Après une telle confession, il me fallut souffler. Il raconta une
blague pour faire fuir le chagrin qui promettait de m'envahir. Il avait un
charme fou. Je buvais ses mots. Il racontait sa passion pour les
mathématiques et j'avais vraiment l'impression de comprendre enfin tous
ces trucs compliqués qui m'avaient valu des 3 sur 20 au lycée. Je
tombais amoureuse lentement mais sûrement. C'était un peu
bête. Un peu comme si je l'attendais depuis que mon 'artiste' de
Sébastien m'avait laissée tomber sans ménagement.
Lorsque Ludovic a enfin pris mes mains dans les siennes, j'ai su que dans le
futur (et pourquoi pas l'éternité) je devrai compter avec lui. Je
passai, après cela, les deux semaines les plus belles de toute ma vie.
Nous nous appelions pour un rien dans la journée. Le soir, après
les cours, nous étions ensemble. Restaurant ou fast-food. Ballade sur
les quais parisiens. J'étais folle de lui. Vous dites... Oui, nous avons
fait l'amour. Pas pendant son court séjour à Paris, mais un mois
plus tard, alors que je lui rendais visite pour le week-end. Il se montra
tellement tendre, que mes jambes en frissonnent encore de bonheur. Des larmes
ont coulé à ce moment là, car l'éternité
nous a figés. Mon Dieu, comment était-ce possible d'aimer avec
une telle intensité ?
- J'ai l'impression chaque fois que je te regarde que nous sommes
réellement faits l'un pour l'autre. Dieu, Anissa ! Si tu savais comme je
t'aime.
Il postait chaque jour une petite carte pour moi alors même que nous
échangions des tonnes d'e-mails. La nuit, au téléphone avant
que je ne m'endorme, il me répétait combien il était
impatient de me voir. Je prenais le train tous les vendredis en début
d'après-midi pour aller à Londres vivre le bonheur d'être
à deux, amoureux fous.
Pascal et Charles les amis de Ludovic (ses frères comme il aimait
à le répéter), n'en revenaient pas du changement survenu
dans la vie de leur ami. Jamais, me disaient-ils, ils ne l'avaient vu aussi
amoureux. « Tu nous fais du bien à tous, chère Anissa. Je
peux te dire que nous commencions à en avoir raz le bol que Ludovic nous
traîne tous les samedis en boîte de nuit. Avec toi, il s'assagit et c'est
tant mieux. »
Les sœurs de mon amoureux (que je connaissais par téléphone
interposé), m'avaient adoptée. Elles furent les premières
à parler mariage, car jamais leur petit frère ne leur avait
'officiellement' présenté une fille. J'étais la bienvenue
dans leur famille. Dans la mienne, maman voulait voir pour adopter et mon
frère voyait en Ludovic un confident. Autant dire que tous les
ingrédients du bonheur étaient réunis pour notre couple.

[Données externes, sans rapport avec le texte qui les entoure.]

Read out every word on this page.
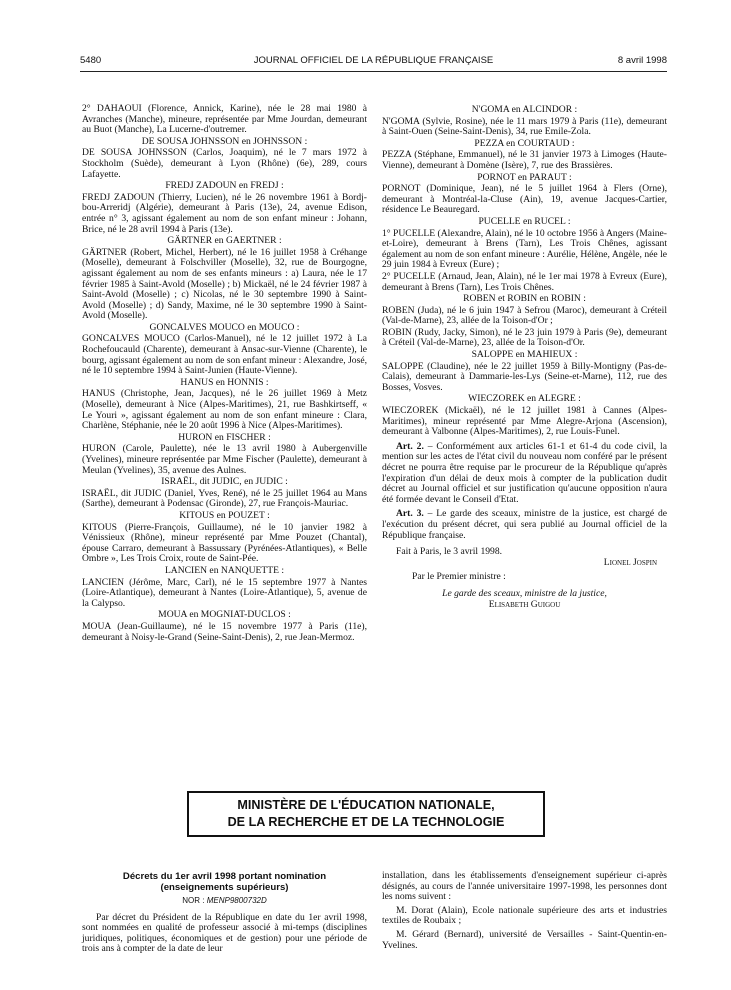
5480	JOURNAL OFFICIEL DE LA RÉPUBLIQUE FRANÇAISE	8 avril 1998

2° DAHAOUI (Florence, Annick, Karine), née le 28 mai 1980 à Avranches (Manche), mineure, représentée par Mme Jourdan, demeurant au Buot (Manche), La Lucerne-d'outremer.

DE SOUSA JOHNSSON en JOHNSSON :

DE SOUSA JOHNSSON (Carlos, Joaquim), né le 7 mars 1972 à Stockholm (Suède), demeurant à Lyon (Rhône) (6e), 289, cours Lafayette.

FREDJ ZADOUN en FREDJ :

FREDJ ZADOUN (Thierry, Lucien), né le 26 novembre 1961 à Bordj-bou-Arreridj (Algérie), demeurant à Paris (13e), 24, avenue Edison, entrée n° 3, agissant également au nom de son enfant mineur : Johann, Brice, né le 28 avril 1994 à Paris (13e).

GÄRTNER en GAERTNER :

GÄRTNER (Robert, Michel, Herbert), né le 16 juillet 1958 à Créhange (Moselle), demeurant à Folschviller (Moselle), 32, rue de Bourgogne, agissant également au nom de ses enfants mineurs : a) Laura, née le 17 février 1985 à Saint-Avold (Moselle) ; b) Mickaël, né le 24 février 1987 à Saint-Avold (Moselle) ; c) Nicolas, né le 30 septembre 1990 à Saint-Avold (Moselle) ; d) Sandy, Maxime, né le 30 septembre 1990 à Saint-Avold (Moselle).

GONCALVES MOUCO en MOUCO :

GONCALVES MOUCO (Carlos-Manuel), né le 12 juillet 1972 à La Rochefoucauld (Charente), demeurant à Ansac-sur-Vienne (Charente), le bourg, agissant également au nom de son enfant mineur : Alexandre, José, né le 10 septembre 1994 à Saint-Junien (Haute-Vienne).

HANUS en HONNIS :

HANUS (Christophe, Jean, Jacques), né le 26 juillet 1969 à Metz (Moselle), demeurant à Nice (Alpes-Maritimes), 21, rue Bashkirtseff, « Le Youri », agissant également au nom de son enfant mineure : Clara, Charlène, Stéphanie, née le 20 août 1996 à Nice (Alpes-Maritimes).

HURON en FISCHER :

HURON (Carole, Paulette), née le 13 avril 1980 à Aubergenville (Yvelines), mineure représentée par Mme Fischer (Paulette), demeurant à Meulan (Yvelines), 35, avenue des Aulnes.

ISRAËL, dit JUDIC, en JUDIC :

ISRAËL, dit JUDIC (Daniel, Yves, René), né le 25 juillet 1964 au Mans (Sarthe), demeurant à Podensac (Gironde), 27, rue François-Mauriac.

KITOUS en POUZET :

KITOUS (Pierre-François, Guillaume), né le 10 janvier 1982 à Vénissieux (Rhône), mineur représenté par Mme Pouzet (Chantal), épouse Carraro, demeurant à Bassussary (Pyrénées-Atlantiques), « Belle Ombre », Les Trois Croix, route de Saint-Pée.

LANCIEN en NANQUETTE :

LANCIEN (Jérôme, Marc, Carl), né le 15 septembre 1977 à Nantes (Loire-Atlantique), demeurant à Nantes (Loire-Atlantique), 5, avenue de la Calypso.

MOUA en MOGNIAT-DUCLOS :

MOUA (Jean-Guillaume), né le 15 novembre 1977 à Paris (11e), demeurant à Noisy-le-Grand (Seine-Saint-Denis), 2, rue Jean-Mermoz.

N'GOMA en ALCINDOR :

N'GOMA (Sylvie, Rosine), née le 11 mars 1979 à Paris (11e), demeurant à Saint-Ouen (Seine-Saint-Denis), 34, rue Emile-Zola.

PEZZA en COURTAUD :

PEZZA (Stéphane, Emmanuel), né le 31 janvier 1973 à Limoges (Haute-Vienne), demeurant à Domène (Isère), 7, rue des Brassières.

PORNOT en PARAUT :

PORNOT (Dominique, Jean), né le 5 juillet 1964 à Flers (Orne), demeurant à Montréal-la-Cluse (Ain), 19, avenue Jacques-Cartier, résidence Le Beauregard.

PUCELLE en RUCEL :

1° PUCELLE (Alexandre, Alain), né le 10 octobre 1956 à Angers (Maine-et-Loire), demeurant à Brens (Tarn), Les Trois Chênes, agissant également au nom de son enfant mineure : Aurélie, Hélène, Angèle, née le 29 juin 1984 à Evreux (Eure) ;

2° PUCELLE (Arnaud, Jean, Alain), né le 1er mai 1978 à Evreux (Eure), demeurant à Brens (Tarn), Les Trois Chênes.

ROBEN et ROBIN en ROBIN :

ROBEN (Juda), né le 6 juin 1947 à Sefrou (Maroc), demeurant à Créteil (Val-de-Marne), 23, allée de la Toison-d'Or ;

ROBIN (Rudy, Jacky, Simon), né le 23 juin 1979 à Paris (9e), demeurant à Créteil (Val-de-Marne), 23, allée de la Toison-d'Or.

SALOPPE en MAHIEUX :

SALOPPE (Claudine), née le 22 juillet 1959 à Billy-Montigny (Pas-de-Calais), demeurant à Dammarie-les-Lys (Seine-et-Marne), 112, rue des Bosses, Vosves.

WIECZOREK en ALEGRE :

WIECZOREK (Mickaël), né le 12 juillet 1981 à Cannes (Alpes-Maritimes), mineur représenté par Mme Alegre-Arjona (Ascension), demeurant à Valbonne (Alpes-Maritimes), 2, rue Louis-Funel.

Art. 2. – Conformément aux articles 61-1 et 61-4 du code civil, la mention sur les actes de l'état civil du nouveau nom conféré par le présent décret ne pourra être requise par le procureur de la République qu'après l'expiration d'un délai de deux mois à compter de la publication dudit décret au Journal officiel et sur justification qu'aucune opposition n'aura été formée devant le Conseil d'Etat.

Art. 3. – Le garde des sceaux, ministre de la justice, est chargé de l'exécution du présent décret, qui sera publié au Journal officiel de la République française.

Fait à Paris, le 3 avril 1998.

Lionel Jospin

Par le Premier ministre :

Le garde des sceaux, ministre de la justice,
Elisabeth Guigou

MINISTÈRE DE L'ÉDUCATION NATIONALE,
DE LA RECHERCHE ET DE LA TECHNOLOGIE
Décrets du 1er avril 1998 portant nomination
(enseignements supérieurs)
NOR : MENP9800732D

Par décret du Président de la République en date du 1er avril 1998, sont nommées en qualité de professeur associé à mi-temps (disciplines juridiques, politiques, économiques et de gestion) pour une période de trois ans à compter de la date de leur

installation, dans les établissements d'enseignement supérieur ci-après désignés, au cours de l'année universitaire 1997-1998, les personnes dont les noms suivent :

M. Dorat (Alain), Ecole nationale supérieure des arts et industries textiles de Roubaix ;

M. Gérard (Bernard), université de Versailles - Saint-Quentin-en-Yvelines.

Alors que ce 9 janvier 2005, nous fêtions l'anniversaire de notre
rencontre, Ludovic sortit de sa poche la bague qui allait me faire fondre.
- Nous serons au Gabon dans quelques mois. Si nous en profitions pour nous
fiancer ? Autant te le dire : j'ai déjà prévenu mes
sœurs.
- Que suis-je censée répondre à cela ? fis-je en
souriant.
- Dis seulement oui et le reste se fera tout seul. Tu seras ma femme. C'est ton
visage que je veux voir tous les matins en me réveillant, m'a-t-il
confié en me regardant droit dans les yeux.

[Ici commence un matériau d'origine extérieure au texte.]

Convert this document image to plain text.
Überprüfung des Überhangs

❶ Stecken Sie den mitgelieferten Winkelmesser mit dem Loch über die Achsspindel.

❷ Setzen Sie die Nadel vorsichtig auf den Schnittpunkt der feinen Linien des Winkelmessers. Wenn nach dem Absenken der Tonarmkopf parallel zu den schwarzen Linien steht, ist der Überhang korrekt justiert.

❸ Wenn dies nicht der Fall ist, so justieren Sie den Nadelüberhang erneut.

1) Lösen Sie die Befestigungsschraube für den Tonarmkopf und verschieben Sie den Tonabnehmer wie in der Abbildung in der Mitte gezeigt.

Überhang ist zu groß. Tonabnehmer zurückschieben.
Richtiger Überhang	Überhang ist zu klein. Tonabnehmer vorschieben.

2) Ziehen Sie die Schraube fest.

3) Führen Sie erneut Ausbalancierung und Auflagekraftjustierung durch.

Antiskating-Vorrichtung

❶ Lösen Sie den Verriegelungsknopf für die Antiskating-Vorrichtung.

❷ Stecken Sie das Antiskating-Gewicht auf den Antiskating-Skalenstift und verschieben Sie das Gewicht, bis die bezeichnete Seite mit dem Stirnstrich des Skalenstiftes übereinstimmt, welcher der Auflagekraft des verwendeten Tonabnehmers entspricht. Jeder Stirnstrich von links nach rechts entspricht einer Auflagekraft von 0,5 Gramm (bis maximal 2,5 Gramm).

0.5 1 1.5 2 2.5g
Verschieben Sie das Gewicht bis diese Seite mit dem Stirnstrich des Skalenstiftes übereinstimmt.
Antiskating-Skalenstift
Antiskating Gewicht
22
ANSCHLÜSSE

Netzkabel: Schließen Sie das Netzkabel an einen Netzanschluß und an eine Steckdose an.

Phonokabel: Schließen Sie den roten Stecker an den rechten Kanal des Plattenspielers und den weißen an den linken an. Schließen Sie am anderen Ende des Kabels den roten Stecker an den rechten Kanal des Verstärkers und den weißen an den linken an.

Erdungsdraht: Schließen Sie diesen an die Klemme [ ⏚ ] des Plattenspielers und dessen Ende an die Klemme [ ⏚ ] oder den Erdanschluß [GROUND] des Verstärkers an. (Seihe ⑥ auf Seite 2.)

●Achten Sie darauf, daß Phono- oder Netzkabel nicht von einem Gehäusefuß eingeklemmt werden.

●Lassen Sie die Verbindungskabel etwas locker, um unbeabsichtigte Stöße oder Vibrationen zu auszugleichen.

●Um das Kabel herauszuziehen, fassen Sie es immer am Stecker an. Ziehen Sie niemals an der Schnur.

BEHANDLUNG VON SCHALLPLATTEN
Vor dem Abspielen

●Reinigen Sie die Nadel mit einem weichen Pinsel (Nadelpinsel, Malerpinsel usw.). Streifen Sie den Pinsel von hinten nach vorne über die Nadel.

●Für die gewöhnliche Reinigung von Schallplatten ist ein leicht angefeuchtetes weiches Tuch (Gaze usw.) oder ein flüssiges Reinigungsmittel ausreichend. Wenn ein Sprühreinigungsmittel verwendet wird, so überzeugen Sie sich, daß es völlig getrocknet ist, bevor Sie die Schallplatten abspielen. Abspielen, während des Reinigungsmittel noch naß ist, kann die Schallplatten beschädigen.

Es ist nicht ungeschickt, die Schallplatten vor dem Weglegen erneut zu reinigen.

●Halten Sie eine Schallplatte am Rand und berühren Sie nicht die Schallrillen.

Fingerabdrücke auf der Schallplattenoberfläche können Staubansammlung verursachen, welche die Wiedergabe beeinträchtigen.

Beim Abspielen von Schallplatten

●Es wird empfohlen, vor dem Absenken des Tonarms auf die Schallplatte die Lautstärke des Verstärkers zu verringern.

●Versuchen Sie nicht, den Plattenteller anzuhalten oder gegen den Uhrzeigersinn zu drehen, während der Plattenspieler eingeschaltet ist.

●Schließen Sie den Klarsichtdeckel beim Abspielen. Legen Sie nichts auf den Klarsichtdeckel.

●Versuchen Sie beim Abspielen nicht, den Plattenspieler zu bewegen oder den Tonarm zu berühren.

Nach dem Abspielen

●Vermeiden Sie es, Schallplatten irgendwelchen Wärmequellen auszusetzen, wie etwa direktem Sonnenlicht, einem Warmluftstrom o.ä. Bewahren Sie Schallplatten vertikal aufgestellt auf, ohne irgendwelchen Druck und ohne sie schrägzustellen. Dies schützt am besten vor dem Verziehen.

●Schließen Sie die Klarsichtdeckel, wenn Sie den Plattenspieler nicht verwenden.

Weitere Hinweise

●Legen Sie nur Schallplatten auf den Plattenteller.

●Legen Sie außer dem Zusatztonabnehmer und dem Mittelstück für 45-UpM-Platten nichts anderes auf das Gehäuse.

La sincérité qui transpirait de sa déclaration m'a
arraché des larmes. C'est à ce moment là que je me suis
vraiment rendu compte que désormais sans lui, je n'étais plus
rien.
Les mois qui nous menèrent à Août passèrent
très vite. Je pris l'avion deux jours avant lui, accompagnée par
Carmelita, ma fidèle amie. Mon frère Karl m'attendait à ma
descente de l'avion. Je reçus très vite le coup de fil de Rita,
la sœur aînée de Ludovic. Puis se fut Loris, la cadette, qui
vint me chercher pour un après-midi shopping. Ludovic arriva avec ses
acolytes Charles et Pascal. Ce dernier plaisanta : « Nous avons la charge
de témoigner de l'intensité de votre amour, le jour J. »

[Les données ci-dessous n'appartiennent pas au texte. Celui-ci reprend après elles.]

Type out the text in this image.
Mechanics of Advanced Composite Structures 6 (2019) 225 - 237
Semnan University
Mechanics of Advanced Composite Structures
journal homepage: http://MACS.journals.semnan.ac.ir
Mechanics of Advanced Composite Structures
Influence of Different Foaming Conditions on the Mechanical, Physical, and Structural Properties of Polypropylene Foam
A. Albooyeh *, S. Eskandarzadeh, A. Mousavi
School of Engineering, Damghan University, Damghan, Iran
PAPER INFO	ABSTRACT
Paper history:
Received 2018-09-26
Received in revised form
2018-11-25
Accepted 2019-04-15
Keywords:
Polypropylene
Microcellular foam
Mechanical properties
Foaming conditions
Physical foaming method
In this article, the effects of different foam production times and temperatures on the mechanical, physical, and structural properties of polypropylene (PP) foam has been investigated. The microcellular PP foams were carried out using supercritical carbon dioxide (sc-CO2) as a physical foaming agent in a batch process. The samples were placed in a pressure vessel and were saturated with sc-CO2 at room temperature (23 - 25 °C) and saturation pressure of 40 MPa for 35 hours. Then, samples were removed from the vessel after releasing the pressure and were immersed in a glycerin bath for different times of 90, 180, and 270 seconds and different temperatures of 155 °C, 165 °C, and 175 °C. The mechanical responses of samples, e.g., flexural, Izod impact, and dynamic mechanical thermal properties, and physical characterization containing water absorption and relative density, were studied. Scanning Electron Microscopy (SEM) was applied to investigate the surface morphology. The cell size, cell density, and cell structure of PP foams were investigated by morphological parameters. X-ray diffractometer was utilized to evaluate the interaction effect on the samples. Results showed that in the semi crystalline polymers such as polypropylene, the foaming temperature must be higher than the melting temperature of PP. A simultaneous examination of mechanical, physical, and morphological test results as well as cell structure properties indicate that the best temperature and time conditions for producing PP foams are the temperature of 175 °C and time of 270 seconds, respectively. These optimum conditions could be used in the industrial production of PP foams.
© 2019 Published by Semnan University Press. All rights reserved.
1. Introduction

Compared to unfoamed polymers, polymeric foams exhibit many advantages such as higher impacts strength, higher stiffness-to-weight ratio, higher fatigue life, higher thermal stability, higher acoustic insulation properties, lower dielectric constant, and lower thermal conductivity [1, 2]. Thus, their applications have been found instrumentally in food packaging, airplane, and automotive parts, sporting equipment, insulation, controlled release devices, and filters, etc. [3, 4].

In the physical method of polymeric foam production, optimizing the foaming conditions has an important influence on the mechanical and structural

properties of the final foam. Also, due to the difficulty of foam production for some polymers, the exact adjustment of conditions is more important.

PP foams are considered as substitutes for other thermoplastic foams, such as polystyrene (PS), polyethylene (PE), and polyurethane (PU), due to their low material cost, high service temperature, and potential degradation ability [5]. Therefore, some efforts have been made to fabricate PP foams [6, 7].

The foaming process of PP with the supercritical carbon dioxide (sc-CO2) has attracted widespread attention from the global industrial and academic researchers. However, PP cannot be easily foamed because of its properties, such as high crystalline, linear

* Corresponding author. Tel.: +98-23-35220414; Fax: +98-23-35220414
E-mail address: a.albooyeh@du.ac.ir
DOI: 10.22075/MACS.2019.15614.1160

Le jour J c'est demain et Ludovic n'est plus là. Du fond de mon
cœur résonne ce cri sourd qui me bouleverse depuis cinq jours.
Accident de circulation. Une voiture neuve que son père avait
achetée spécialement pour lui. En plein jour, carrefour
printemps, la voiture a été balayée en plein feu rouge par
un chauffard. Ils étaient trois dans la voiture. Ludovic, qui
était fatigué, avait cédé sa place de conducteur
à son cousin Franck. Mon frère Karl se trouvait devant et
écoutait la radio en sifflotant. Mort sur le coup, à
l'arrière, alors que le cousin Franck et mon frère s'en sont
sortis avec quelques égratignures. Le chauffard ronflait encore un quart
d'heure après le choc.
Pas même une heure plus tard, il s'est trouvé du monde pour faire
naître la rumeur :
« C'est le fils de qui ? », demandait-on.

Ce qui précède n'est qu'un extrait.